History

Ushering in Innovation

Students working in a science labThe Center for Educational Improvement (CEI) has expanded our reach, capability, and vision since Dr. Christine Mason started CEI as a nonprofit in in 2010. CEI initially focused on instructional leadership and school improvement in schools overseas and urban schools in Washington, DC, and Ohio. Much of our work was with students who were four to seven years behind academically—often from some of our nation’s poorest neighborhoods.

As we approach 2017, CEI is excited to announce that we are continuing to proactively engage our audiences with ideas for staying ahead, moving ahead, and thriving, even in the midst of educational debates, confusion, and chaos.  We urge educational leaders to hold true to ideas that promote the dignity and worth of each individual student,  initiatives that further hope, and decisions that empower building leaders and staff.

Early on, we intentionally engaged in school improvement initiatives funded by federal and state mandates. Our other focus back then was two-fold:

  • Understand and dialogue with others about the promise of the Common Core State Standards
  • Promote 21st century learning by helping schools become more relevant to students

The Wow! Ed newsletter archives and our 2010 EducationNow blog posts document this history. CEI staff delivered workshops and engaged in classroom conferencing and observations with a instructional leadership tool that CEI developed for iPad classroom observations and feedback to teachers. We also provided technical assistance directly to school principals and assistant principals. In 2015, while continuing to advance a national focus on 21st century learning and leadership, we are again drilling down to provide assistance to local communities.

Teachers, principals, and schools we have supported found that by applying our recommended scaffolding techniques along with recommendations for enhancing student engagement, the classroom dynamic often shifted and students become more willing participants in focusing on their academic learning. In a sense their learning became more meaningful.

One of the schools we assisted, Hospitality High School in Washington, DC, was recognized by Mayor Vincent C. Gray and State Superintendent Hosanna Mahaley for making the largest gains in both reading and math in all of Washington, DC, in 2011.

From 2012-2013, CEI gained experience as the center for research and instructional leadership at the National Association of Elementary School Principals (NAESP) and the NAESP Foundation. During this time, CEI investigated best practices for elementary and middle school principals, targeting particularly NAESP’s National Mentor Training and Certification Program and also developing the capacity to strengthen Common Core Standards through “rigor” in the classroom.  We also expanded our training module offerings. NAESP’s support during this initial developmental period opened many doors for the initiatives that CEI is continuing to pursue.
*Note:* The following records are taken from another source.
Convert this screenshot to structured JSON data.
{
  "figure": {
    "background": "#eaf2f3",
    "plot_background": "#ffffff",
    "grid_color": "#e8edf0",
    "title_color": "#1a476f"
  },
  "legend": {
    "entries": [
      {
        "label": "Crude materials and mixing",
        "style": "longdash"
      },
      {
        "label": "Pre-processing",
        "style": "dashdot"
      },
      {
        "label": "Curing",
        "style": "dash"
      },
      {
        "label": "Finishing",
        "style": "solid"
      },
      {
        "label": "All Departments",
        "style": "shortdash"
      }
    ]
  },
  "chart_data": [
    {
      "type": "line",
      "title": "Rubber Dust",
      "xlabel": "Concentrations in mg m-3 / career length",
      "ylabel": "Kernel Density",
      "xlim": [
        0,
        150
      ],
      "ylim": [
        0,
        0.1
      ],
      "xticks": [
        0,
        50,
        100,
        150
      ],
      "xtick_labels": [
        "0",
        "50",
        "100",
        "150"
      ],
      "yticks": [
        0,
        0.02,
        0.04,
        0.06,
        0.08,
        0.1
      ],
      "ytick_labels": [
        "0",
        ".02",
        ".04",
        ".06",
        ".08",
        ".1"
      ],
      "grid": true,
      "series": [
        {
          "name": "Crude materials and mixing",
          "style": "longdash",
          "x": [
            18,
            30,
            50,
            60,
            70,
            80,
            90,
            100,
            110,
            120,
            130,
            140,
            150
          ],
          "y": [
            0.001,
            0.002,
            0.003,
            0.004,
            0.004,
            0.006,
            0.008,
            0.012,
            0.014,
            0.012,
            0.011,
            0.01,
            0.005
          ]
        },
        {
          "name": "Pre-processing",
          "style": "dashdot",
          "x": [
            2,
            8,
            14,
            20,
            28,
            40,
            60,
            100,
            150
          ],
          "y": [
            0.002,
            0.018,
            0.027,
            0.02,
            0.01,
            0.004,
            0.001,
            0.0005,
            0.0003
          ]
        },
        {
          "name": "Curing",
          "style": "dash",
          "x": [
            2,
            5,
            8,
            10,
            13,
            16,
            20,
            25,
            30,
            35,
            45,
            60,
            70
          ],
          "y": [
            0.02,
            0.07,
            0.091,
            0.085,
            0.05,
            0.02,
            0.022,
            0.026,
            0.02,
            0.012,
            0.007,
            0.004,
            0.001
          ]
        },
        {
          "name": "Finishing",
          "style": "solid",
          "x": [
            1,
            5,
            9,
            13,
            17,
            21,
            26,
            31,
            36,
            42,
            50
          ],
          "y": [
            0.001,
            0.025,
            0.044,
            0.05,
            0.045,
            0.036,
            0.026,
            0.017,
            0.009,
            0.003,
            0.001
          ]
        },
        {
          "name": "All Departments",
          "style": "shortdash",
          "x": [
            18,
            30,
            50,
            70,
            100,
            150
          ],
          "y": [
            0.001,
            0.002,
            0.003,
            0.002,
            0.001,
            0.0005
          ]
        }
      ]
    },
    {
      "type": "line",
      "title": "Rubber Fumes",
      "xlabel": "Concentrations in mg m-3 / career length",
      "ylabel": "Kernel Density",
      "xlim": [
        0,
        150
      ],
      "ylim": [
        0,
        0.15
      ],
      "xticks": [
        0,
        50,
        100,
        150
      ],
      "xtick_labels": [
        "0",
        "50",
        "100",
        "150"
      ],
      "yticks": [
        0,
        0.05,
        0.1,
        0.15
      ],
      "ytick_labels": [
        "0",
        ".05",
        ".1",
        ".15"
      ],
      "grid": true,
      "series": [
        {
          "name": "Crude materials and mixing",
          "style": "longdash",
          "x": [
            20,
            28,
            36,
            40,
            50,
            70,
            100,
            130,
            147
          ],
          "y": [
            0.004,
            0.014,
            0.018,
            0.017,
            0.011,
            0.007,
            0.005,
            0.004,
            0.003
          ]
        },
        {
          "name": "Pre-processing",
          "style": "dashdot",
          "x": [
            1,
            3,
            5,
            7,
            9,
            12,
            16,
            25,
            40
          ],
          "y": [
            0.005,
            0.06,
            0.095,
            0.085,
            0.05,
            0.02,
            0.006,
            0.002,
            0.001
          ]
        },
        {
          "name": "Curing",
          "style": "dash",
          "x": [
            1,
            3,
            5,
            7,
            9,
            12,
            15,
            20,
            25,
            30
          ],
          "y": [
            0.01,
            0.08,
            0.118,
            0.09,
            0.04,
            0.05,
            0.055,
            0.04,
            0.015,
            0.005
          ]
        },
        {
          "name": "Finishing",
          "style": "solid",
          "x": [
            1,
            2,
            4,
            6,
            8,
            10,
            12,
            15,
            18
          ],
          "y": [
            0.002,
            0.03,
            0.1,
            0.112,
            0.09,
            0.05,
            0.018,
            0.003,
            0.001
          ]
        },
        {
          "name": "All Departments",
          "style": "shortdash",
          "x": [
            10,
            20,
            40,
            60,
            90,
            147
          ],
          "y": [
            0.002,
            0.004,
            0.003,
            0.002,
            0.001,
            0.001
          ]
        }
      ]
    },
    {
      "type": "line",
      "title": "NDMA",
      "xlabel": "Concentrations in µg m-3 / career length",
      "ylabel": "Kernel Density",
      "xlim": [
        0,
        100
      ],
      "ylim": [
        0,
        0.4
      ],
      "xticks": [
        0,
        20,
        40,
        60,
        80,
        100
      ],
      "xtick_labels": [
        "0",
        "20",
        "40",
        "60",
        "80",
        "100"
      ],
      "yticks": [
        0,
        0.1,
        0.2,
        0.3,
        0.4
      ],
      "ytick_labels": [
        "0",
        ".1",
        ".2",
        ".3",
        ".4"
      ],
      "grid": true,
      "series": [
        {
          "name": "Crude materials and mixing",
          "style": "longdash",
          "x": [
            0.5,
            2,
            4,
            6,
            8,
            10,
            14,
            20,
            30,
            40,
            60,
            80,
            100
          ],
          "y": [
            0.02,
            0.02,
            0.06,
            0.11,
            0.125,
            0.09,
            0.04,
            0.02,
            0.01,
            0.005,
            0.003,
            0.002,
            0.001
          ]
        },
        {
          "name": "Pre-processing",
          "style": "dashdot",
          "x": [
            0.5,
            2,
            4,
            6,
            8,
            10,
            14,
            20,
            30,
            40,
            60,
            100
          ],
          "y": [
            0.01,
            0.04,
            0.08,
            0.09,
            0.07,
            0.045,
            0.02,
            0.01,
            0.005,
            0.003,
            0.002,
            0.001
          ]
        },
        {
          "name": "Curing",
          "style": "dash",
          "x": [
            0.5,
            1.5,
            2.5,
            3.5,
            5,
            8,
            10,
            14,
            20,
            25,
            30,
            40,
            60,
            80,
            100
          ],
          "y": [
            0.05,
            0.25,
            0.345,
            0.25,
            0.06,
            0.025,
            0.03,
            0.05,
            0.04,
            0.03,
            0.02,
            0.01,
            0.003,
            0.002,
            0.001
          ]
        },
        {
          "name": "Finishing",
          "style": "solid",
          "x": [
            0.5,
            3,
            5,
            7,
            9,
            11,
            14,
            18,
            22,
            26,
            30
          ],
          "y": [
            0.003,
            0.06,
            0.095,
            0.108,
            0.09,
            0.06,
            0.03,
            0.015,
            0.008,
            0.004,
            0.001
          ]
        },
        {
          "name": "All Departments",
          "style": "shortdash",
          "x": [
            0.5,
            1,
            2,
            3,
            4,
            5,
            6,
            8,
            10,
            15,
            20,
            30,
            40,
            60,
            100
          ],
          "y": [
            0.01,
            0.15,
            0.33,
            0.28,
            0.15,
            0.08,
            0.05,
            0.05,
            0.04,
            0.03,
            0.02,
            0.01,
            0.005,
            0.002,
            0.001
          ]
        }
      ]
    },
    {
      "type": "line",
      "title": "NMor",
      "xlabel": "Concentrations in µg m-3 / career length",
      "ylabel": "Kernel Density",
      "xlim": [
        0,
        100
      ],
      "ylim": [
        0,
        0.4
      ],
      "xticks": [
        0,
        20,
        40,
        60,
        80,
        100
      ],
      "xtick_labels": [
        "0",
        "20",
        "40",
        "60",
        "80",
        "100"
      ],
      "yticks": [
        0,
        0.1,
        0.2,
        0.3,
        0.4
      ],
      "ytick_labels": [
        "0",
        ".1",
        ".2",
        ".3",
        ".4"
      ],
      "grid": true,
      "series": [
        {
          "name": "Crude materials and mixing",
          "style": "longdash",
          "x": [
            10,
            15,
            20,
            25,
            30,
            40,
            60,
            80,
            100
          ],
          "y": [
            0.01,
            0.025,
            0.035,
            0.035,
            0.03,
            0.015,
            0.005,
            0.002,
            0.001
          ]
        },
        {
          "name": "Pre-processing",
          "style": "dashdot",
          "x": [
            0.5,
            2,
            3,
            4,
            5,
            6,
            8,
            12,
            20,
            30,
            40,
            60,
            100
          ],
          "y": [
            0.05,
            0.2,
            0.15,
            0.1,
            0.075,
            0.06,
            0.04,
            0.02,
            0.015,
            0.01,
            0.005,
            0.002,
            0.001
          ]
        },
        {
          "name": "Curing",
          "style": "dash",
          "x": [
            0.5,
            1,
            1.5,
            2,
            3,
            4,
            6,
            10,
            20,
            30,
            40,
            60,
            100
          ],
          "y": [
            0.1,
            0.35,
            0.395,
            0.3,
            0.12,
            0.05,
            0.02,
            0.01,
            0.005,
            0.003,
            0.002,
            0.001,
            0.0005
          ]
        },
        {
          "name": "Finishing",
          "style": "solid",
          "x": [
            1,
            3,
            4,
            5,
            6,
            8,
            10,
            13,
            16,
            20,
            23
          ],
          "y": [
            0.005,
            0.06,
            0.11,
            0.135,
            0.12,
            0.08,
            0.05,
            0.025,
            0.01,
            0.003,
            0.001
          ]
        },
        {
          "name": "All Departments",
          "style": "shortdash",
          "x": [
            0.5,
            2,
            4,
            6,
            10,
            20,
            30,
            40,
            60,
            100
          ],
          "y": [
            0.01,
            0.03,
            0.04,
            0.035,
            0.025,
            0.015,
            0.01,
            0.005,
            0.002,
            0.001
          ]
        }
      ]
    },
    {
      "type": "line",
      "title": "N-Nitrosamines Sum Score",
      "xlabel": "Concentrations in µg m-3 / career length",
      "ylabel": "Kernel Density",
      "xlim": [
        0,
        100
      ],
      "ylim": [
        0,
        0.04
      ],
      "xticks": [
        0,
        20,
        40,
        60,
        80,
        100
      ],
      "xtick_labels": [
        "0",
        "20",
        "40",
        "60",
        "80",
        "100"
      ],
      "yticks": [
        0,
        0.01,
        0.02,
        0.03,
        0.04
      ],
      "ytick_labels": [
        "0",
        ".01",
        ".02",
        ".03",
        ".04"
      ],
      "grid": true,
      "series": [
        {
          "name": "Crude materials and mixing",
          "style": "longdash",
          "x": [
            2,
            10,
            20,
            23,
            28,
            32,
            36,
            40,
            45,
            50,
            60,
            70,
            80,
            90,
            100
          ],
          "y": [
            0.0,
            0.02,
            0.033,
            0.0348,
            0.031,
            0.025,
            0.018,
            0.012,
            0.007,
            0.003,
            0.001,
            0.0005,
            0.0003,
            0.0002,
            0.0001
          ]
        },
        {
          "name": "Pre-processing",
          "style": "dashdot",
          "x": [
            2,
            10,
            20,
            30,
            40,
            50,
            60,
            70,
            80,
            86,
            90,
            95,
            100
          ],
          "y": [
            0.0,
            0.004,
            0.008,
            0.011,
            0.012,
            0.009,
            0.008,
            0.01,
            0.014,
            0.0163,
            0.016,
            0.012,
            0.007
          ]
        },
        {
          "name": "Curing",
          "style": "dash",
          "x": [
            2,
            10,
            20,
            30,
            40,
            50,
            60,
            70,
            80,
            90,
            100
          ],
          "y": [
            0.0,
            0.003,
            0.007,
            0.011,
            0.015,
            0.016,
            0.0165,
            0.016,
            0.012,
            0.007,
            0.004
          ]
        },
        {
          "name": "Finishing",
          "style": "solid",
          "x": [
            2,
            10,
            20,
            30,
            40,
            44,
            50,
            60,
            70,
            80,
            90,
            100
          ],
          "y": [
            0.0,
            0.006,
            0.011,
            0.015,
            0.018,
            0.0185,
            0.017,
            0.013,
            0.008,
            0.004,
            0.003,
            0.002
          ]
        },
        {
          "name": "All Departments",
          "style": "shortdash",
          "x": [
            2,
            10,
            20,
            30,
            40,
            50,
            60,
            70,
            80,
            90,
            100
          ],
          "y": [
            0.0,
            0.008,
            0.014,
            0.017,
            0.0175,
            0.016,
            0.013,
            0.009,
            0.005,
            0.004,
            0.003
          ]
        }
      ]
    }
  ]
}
On Dec. 2, 2013, Dr. Mason announced that CEI, thanks to the support from NAESP, which continues to provide invaluable seed funding, will be pursuing several specific research initiatives in the areas of rigor in the classroom; neuroscience; science, technology, engineering, and mathematics (STEM); and Heart Centered Education (our signature approach to social emotional learning focusing on compassion, courage, confidence, consciousness, and community) and leadership. At the present time CEI, in an ongoing collaboration with the NAESP Foundation as an independent 501(c)3,  continues to focus on innovations in schools using the latest research findings to assist school leaders as they work to improve their schools.